As shown by the box plot and, perhaps more obviously, by the histogram, the distribution of friend counts is skewed right, accounting for the large difference between mean friend count and median friend count. Either way, I look to be pretty anti-social.

Conclusions?

I can't really draw any statistically significant conclusions from these data. That said, there were some trends that were insightful or interesting to some extent.

Quality over Quantity

It's apparent that having a higher friend count does not necessarily result in a higher realike ratio. For 4 of the top 5 ranked realike users, the friend count was below the third quartile. In fact, the user with the highest friend count (2403 friends) had one of the lowest ratios (.8%)

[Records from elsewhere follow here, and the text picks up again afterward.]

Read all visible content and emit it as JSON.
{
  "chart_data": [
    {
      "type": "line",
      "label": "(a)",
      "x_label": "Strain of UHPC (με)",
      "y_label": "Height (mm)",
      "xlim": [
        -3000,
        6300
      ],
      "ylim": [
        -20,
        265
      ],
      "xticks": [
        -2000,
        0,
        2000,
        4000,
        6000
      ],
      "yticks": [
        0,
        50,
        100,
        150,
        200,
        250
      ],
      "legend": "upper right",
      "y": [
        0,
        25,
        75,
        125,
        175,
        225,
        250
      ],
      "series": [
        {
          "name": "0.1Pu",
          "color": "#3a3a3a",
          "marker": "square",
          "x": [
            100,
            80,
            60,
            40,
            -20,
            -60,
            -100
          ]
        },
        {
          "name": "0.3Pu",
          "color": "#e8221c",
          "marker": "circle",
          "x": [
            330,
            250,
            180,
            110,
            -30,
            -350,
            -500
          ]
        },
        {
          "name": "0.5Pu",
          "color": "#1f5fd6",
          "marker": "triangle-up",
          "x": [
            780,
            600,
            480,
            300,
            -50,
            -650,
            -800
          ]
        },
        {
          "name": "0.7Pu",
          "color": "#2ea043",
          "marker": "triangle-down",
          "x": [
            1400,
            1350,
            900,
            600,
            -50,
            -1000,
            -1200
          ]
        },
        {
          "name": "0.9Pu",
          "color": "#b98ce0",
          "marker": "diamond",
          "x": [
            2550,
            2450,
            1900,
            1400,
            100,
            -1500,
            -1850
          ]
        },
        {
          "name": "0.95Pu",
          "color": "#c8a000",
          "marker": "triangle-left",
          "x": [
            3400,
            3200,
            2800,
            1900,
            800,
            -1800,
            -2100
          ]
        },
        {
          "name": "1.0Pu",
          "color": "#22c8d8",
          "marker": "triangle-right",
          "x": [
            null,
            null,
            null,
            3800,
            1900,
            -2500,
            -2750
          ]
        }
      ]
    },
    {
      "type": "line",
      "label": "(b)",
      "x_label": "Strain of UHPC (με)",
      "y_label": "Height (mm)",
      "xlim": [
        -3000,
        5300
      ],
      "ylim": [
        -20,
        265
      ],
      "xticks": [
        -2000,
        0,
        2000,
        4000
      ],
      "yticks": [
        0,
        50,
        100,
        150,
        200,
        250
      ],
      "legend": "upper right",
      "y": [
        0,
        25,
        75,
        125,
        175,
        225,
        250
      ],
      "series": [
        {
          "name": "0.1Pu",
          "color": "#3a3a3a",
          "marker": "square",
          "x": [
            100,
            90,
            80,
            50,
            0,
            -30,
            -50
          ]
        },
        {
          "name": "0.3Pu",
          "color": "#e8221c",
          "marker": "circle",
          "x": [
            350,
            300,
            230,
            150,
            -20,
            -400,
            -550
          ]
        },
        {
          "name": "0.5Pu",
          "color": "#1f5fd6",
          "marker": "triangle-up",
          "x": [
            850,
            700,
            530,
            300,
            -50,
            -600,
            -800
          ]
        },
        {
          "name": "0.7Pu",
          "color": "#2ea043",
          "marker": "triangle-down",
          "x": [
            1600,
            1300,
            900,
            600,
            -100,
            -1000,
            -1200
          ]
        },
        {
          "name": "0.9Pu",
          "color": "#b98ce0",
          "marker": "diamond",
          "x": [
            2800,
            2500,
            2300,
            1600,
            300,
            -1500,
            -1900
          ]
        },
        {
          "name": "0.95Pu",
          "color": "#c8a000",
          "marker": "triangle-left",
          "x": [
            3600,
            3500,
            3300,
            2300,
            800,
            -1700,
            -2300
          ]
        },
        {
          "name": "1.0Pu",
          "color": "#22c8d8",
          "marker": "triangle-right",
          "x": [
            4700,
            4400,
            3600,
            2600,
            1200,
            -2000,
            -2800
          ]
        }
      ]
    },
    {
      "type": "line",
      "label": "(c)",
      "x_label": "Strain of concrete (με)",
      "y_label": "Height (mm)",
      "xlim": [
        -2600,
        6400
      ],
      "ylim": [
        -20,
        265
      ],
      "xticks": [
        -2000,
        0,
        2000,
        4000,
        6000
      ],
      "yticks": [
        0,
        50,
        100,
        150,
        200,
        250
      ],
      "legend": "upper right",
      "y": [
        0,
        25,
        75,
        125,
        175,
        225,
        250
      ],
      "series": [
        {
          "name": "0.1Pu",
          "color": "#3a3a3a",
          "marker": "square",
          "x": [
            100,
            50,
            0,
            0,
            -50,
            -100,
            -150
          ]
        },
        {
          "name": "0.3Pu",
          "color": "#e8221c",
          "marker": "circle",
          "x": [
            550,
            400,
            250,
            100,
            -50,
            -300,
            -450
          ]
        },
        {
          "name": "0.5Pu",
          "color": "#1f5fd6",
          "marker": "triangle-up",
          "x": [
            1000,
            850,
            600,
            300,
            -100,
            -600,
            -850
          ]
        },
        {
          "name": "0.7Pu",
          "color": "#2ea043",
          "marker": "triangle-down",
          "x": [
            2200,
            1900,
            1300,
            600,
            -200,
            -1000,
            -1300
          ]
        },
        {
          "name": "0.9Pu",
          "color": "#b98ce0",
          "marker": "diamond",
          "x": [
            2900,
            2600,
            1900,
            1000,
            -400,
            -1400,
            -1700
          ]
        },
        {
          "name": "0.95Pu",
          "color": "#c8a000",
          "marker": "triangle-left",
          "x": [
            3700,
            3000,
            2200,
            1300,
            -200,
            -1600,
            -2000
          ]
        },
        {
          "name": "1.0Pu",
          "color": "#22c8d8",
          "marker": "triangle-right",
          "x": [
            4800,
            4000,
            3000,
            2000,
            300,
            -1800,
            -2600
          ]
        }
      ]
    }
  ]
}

That said, by examining the bottom 5, almost all were below the median friend count. This seems to imply that having too few friends is also not ideal.

Given these very broad generalizations, one can make the logical ssumption that there is a "Goldilocks zone" of friend count that yields that highest ratio. However, the data is probably much to scattered to be able to actually generate a useful model.

An Individualized Analysis

This data set was composed of only my friends. This meant the data set was tailored uniquely to my choice of friends, which are mostly high schoolers in the NOVA area.

Next Steps

There are quite a few paths in which I can proceed with this little experiment, if I want to. For one thing, it would be great to acquire more data, and, now that I think of it, generally profile pictures and friend counts are public, so I could expand the data set to beyond my friends.

Looking at the contents of the profile picture would also be interesting. For example, in pictures that were especially popular, were there multiple people? What is the gender / age / etc of the subject? However, this will be a much more nontrivial task.